Now, with the latest earnings report, ADBE put an end to a long period of year-over-year declines in both earnings and revenue, essentially proving that the bulls were right all along.

But with the valuation so stretched on Adobe stock, it doesn’t look like a good time to start a position.

Heck, the way ADBE stock has been running in anticipation of an earnings report like the one it just delivered, it wouldn’t have been too surprising if it had sold off on the news.

Adobe Stock – Great Run Makes Shares Too Pricey for New Positions

For the most recent period, Adobe posted its first rise in quarterly earnings in seven quarters. (Wall Street was projecting yet another decrease.) Revenue rose year-over-year for the first time in five quarters.

The key to success was better-than-expected growth in subscriptions to Adobe’s Creative Cloud Web software, which added 464,000 customers for a total of 2.31 million.

That helped revenue rise 5.7% to $1.07 billion, leading to a better-than-expected bottom line. On an adjusted basis, earnings came to 37 cents a share, well ahead of analysts’ forecast of 30 cents.

The shift to cloud-based subscriptions from one-time software purchases is going well — and that’s great for anyone holding Adobe stock — but it’s not exactly providing an attractive entry point for new money looking to stick around for a while.

Sure, ADBE stock could have more room to run as a trade, but as an investment of, say, three to five years or more, Adobe stock looks far too expensive.

ADBE stock now trades at 33 times forward earnings and 130 times trailing earnings.

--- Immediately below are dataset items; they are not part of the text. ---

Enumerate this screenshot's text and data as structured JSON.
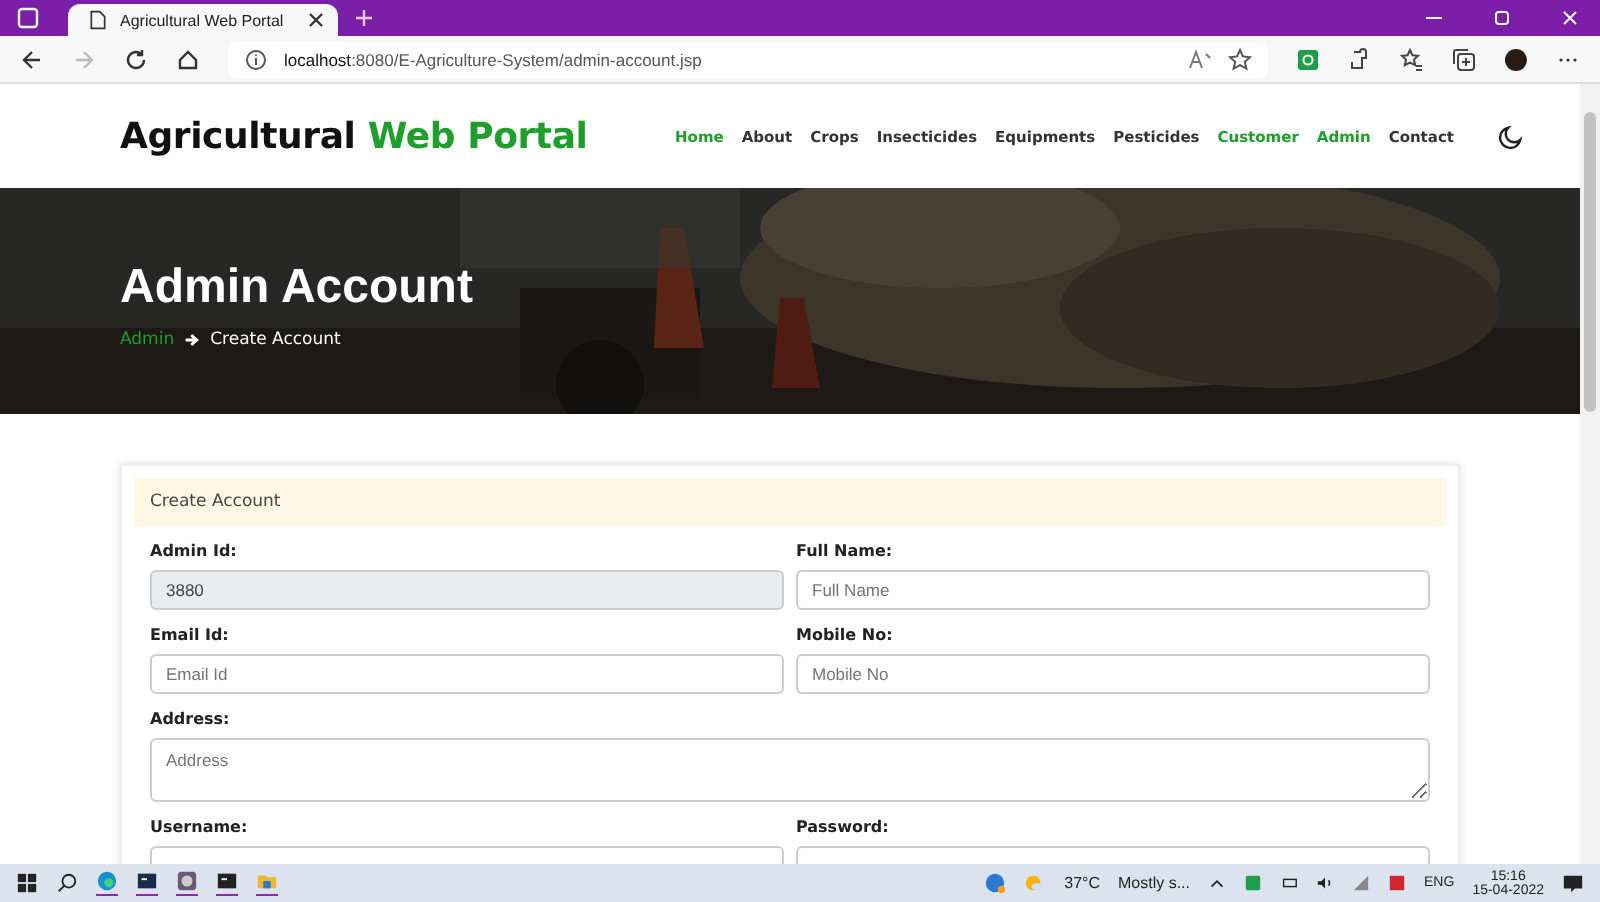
{
  "browser": {
    "tab_title": "Agricultural Web Portal",
    "url_host": "localhost",
    "url_path": ":8080/E-Agriculture-System/admin-account.jsp"
  },
  "site": {
    "brand": "Agricultural",
    "brand_accent": "Web Portal",
    "nav": [
      {
        "label": "Home",
        "active": true
      },
      {
        "label": "About",
        "active": false
      },
      {
        "label": "Crops",
        "active": false
      },
      {
        "label": "Insecticides",
        "active": false
      },
      {
        "label": "Equipments",
        "active": false
      },
      {
        "label": "Pesticides",
        "active": false
      },
      {
        "label": "Customer",
        "active": true
      },
      {
        "label": "Admin",
        "active": true
      },
      {
        "label": "Contact",
        "active": false
      }
    ]
  },
  "hero": {
    "title": "Admin Account",
    "breadcrumb": [
      "Admin",
      "Create Account"
    ]
  },
  "form": {
    "header": "Create Account",
    "fields": [
      {
        "label": "Admin Id:",
        "kind": "input",
        "value": "3880",
        "disabled": true
      },
      {
        "label": "Full Name:",
        "kind": "input",
        "placeholder": "Full Name",
        "disabled": false
      },
      {
        "label": "Email Id:",
        "kind": "input",
        "placeholder": "Email Id",
        "disabled": false
      },
      {
        "label": "Mobile No:",
        "kind": "input",
        "placeholder": "Mobile No",
        "disabled": false
      },
      {
        "label": "Address:",
        "kind": "textarea",
        "placeholder": "Address",
        "disabled": false
      },
      {
        "label": "Username:",
        "kind": "input",
        "disabled": false
      },
      {
        "label": "Password:",
        "kind": "input",
        "disabled": false
      }
    ]
  },
  "taskbar": {
    "temperature": "37°C",
    "weather": "Mostly s...",
    "language": "ENG",
    "time": "15:16",
    "date": "15-04-2022"
  }
}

Valuation always reverts to the mean eventually, especially when stocks turn broadly south. With the bull market getting rather long in the tooth, this is not the time to initiate a position in anything with that kind of crazy-high valuation.

After all, the forward price-to-earnings multiple makes Adobe stock more than twice as expensive as the broader market, but its long-term growth forecast is only about 25% higher.

In other words, the successful shift to the cloud is already baked into Adobe stock — and then some.

Bottom Line

If ADBE stock takes a good whacking to make the multiple more reasonable, by all means, buy on that dip.

For now, though, new money should only admire shares from afar.

As of this writing, Dan Burrows did not hold a position in any of the aforementioned securities.